Hydrothermal decomposition of coal or biomass for hydrogen production is a clean and efficient technology. Comprehending the hydrothermal decomposition mechanism of Polycyclic Aromatic Hydrocarbons (PAHs) is pivotal for advancing biomass or coal hydrothermal reaction technology. Traditional non-in situ measurement methods present challenges in thoroughly exploring the intricacies of PAHs’ hydrothermal reaction mechanisms. To address this issue, this study establishes an in situ visualization platform leveraging planar laser-induced fluorescence (PLIF) technology. Fluorescence signals emanating from naphthalene are meticulously measured in situ across diverse temperature conditions (450 °C-650 °C). The decomposition rate characteristics of PAH in hydrothermal process are thereby elucidated.
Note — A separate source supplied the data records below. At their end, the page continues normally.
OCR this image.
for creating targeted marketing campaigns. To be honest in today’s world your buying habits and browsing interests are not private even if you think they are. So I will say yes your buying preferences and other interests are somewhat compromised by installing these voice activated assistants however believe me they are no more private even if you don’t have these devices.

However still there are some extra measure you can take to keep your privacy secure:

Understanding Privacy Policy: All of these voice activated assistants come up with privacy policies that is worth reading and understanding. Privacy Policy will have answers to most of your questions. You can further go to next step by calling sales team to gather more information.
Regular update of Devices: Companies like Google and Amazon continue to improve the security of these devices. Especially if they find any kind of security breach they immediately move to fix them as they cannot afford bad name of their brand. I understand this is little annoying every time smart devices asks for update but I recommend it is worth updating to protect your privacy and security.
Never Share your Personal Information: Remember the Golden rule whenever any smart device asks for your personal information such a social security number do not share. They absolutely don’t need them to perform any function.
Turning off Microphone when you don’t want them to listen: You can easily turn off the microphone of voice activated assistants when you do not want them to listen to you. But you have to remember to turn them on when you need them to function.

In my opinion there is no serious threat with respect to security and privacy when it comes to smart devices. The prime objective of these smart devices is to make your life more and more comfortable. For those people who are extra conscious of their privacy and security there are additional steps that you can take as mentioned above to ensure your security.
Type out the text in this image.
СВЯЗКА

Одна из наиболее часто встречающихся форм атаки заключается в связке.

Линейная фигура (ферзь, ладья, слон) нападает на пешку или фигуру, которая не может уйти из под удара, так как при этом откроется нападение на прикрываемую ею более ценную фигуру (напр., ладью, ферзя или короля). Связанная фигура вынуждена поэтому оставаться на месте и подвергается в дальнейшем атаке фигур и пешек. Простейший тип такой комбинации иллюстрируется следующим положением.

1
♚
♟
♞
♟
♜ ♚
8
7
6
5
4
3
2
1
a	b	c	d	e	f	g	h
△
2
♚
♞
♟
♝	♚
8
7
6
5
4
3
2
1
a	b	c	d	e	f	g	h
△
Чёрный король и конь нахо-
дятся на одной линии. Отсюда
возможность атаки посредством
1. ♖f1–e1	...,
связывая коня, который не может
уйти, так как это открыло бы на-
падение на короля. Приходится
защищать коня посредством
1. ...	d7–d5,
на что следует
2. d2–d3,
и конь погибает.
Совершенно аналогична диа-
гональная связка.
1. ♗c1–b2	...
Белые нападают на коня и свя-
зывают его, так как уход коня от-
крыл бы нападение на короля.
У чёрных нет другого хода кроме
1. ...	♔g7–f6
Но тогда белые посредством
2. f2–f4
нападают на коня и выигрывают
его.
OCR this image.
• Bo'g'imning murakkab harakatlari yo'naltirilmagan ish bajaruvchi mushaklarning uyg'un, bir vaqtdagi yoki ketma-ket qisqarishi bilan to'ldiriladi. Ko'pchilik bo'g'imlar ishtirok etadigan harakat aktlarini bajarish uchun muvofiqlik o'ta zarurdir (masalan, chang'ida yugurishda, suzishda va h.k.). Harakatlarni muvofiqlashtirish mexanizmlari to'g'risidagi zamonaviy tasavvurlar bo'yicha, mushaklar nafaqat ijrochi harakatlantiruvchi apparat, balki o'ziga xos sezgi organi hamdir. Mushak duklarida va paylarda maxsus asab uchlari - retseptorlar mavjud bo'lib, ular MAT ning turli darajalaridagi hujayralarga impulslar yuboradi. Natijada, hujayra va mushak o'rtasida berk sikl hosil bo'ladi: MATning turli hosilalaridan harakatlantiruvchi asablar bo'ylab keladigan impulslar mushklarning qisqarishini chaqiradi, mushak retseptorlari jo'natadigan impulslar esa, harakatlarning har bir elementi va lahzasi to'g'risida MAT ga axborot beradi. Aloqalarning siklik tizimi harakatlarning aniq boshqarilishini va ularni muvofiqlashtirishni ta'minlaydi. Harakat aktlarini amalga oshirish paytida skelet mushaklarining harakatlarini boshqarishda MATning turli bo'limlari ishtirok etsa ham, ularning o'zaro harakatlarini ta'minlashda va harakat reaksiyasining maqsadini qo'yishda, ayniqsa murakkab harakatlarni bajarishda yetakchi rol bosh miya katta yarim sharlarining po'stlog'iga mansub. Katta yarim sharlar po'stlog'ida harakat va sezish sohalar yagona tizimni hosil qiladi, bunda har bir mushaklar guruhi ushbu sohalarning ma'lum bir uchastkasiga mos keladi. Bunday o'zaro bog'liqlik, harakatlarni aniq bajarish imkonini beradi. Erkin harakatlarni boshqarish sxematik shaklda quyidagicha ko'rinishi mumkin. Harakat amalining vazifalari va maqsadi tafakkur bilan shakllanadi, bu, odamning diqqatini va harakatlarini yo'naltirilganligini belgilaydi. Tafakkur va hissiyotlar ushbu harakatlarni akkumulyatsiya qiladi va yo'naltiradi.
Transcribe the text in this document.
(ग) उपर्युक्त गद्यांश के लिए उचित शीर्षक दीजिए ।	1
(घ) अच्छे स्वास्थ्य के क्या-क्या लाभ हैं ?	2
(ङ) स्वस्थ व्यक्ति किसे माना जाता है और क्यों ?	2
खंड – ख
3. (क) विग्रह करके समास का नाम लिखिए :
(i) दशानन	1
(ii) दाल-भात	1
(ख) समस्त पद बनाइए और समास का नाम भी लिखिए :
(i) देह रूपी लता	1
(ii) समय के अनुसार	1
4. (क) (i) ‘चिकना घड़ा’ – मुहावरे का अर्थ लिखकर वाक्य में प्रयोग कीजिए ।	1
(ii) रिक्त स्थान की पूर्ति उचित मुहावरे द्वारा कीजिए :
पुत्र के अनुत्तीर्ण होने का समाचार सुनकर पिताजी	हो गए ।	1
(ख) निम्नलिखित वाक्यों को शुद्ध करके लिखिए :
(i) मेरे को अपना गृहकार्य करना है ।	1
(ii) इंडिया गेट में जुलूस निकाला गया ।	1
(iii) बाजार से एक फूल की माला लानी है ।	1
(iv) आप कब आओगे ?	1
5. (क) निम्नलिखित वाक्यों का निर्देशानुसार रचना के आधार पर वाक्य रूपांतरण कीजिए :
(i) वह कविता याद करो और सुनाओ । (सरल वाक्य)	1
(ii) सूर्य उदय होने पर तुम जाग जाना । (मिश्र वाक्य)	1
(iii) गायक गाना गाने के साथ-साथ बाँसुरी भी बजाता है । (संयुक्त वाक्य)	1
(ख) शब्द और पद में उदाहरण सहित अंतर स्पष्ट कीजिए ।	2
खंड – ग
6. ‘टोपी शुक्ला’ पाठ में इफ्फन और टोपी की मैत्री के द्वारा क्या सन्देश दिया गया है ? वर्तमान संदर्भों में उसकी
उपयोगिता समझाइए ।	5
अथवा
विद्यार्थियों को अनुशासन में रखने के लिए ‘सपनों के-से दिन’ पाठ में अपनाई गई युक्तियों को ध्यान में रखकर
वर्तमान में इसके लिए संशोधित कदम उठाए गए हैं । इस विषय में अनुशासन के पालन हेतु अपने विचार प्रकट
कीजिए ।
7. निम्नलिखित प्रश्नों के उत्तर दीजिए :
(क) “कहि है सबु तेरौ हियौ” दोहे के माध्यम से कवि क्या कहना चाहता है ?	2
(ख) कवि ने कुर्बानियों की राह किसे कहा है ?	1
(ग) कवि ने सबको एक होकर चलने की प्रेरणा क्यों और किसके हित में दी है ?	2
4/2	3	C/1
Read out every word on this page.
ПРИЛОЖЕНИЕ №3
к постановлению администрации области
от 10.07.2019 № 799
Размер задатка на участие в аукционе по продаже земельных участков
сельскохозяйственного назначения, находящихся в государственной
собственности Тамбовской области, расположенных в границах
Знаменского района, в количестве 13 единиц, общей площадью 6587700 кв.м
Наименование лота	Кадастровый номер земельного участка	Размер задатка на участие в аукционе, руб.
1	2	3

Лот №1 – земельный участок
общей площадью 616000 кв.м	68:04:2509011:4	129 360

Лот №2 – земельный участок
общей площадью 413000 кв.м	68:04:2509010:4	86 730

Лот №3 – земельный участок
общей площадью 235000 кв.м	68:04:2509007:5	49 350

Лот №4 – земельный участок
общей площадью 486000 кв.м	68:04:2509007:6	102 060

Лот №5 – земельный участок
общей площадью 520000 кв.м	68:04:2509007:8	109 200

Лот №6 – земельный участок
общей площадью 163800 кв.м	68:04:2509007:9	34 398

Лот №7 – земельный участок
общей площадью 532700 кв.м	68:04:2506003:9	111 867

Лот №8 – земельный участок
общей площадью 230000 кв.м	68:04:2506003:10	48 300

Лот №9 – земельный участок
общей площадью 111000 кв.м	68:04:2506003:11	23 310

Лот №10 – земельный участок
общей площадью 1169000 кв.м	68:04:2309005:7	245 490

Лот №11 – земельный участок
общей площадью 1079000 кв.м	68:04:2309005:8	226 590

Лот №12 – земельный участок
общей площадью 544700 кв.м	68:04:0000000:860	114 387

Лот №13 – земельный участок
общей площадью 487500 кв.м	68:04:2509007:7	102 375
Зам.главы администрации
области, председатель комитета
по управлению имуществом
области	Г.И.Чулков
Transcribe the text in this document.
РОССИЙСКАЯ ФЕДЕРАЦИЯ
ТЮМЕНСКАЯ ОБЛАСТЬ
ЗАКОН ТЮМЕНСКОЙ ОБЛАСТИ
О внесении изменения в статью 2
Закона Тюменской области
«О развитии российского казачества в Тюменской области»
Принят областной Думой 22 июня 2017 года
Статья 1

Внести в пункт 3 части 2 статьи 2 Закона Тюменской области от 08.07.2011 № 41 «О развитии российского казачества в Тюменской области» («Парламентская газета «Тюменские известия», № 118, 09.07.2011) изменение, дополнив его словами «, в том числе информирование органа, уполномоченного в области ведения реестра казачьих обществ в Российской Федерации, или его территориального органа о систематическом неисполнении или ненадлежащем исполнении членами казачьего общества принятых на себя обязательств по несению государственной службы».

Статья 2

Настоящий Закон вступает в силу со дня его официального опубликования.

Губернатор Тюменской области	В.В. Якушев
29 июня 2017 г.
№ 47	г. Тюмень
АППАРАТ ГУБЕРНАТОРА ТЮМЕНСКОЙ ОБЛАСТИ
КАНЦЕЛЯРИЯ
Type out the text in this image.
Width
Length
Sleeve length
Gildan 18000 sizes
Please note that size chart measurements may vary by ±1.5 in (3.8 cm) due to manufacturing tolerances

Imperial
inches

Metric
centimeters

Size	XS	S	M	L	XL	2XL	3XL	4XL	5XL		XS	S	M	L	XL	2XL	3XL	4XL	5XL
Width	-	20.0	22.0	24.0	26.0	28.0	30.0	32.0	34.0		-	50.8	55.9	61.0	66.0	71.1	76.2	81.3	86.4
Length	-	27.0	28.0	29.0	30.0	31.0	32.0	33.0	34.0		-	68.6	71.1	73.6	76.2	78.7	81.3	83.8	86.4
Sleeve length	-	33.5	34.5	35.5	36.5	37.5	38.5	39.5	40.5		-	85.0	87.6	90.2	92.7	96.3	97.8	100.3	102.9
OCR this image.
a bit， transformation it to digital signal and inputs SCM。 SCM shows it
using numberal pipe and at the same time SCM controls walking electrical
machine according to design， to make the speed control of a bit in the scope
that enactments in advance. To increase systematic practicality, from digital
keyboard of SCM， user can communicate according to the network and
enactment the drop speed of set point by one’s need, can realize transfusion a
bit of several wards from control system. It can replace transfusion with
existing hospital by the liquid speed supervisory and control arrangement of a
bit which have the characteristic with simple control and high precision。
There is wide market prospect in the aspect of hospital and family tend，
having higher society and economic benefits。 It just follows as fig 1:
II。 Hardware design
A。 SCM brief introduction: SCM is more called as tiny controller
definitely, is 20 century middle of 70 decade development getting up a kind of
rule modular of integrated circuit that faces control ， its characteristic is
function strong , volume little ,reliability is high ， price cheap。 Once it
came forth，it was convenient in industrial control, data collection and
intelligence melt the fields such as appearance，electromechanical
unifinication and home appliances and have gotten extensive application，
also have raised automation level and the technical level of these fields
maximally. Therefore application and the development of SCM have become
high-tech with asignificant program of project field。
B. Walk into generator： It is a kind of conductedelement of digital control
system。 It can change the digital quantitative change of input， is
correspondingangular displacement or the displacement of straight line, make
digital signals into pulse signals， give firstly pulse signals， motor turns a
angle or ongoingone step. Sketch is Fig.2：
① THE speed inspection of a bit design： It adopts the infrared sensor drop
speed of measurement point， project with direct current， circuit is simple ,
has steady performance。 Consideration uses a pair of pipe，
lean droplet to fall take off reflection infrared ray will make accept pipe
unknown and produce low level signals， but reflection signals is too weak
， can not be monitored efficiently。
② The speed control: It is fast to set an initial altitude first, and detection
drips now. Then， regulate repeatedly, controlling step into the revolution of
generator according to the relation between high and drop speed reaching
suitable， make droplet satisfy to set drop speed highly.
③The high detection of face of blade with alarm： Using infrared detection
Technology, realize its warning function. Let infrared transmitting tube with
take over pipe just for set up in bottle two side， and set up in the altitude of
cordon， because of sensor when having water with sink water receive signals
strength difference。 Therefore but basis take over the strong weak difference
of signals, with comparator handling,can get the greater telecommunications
A proportional increase in the reaction rate of naphthalene with elevated temperatures, concomitant with an augmented risk of coking. Moreover, the generation of hydroxyl radicals (OH) during the hydrothermal decomposition process was observed in the in situ visualization platform. Afterwards, to promote the generation of OH radicals and improve the conversion of PAHs, small molecule additives (formic acid, acetic acid, methanol, and ethanol) were added into the reactions. The experimental results indicate that the addition of small molecules increases the conversion rate of PAH and significantly reduces coking. These radicals effectively occupy reactive sites on naphthalene, thereby suppressing the coking proclivity of PAHs. This work provides a novel method to investigate the mechanism of hydrothermal process and offers a potential way to improve the conversion efficiency.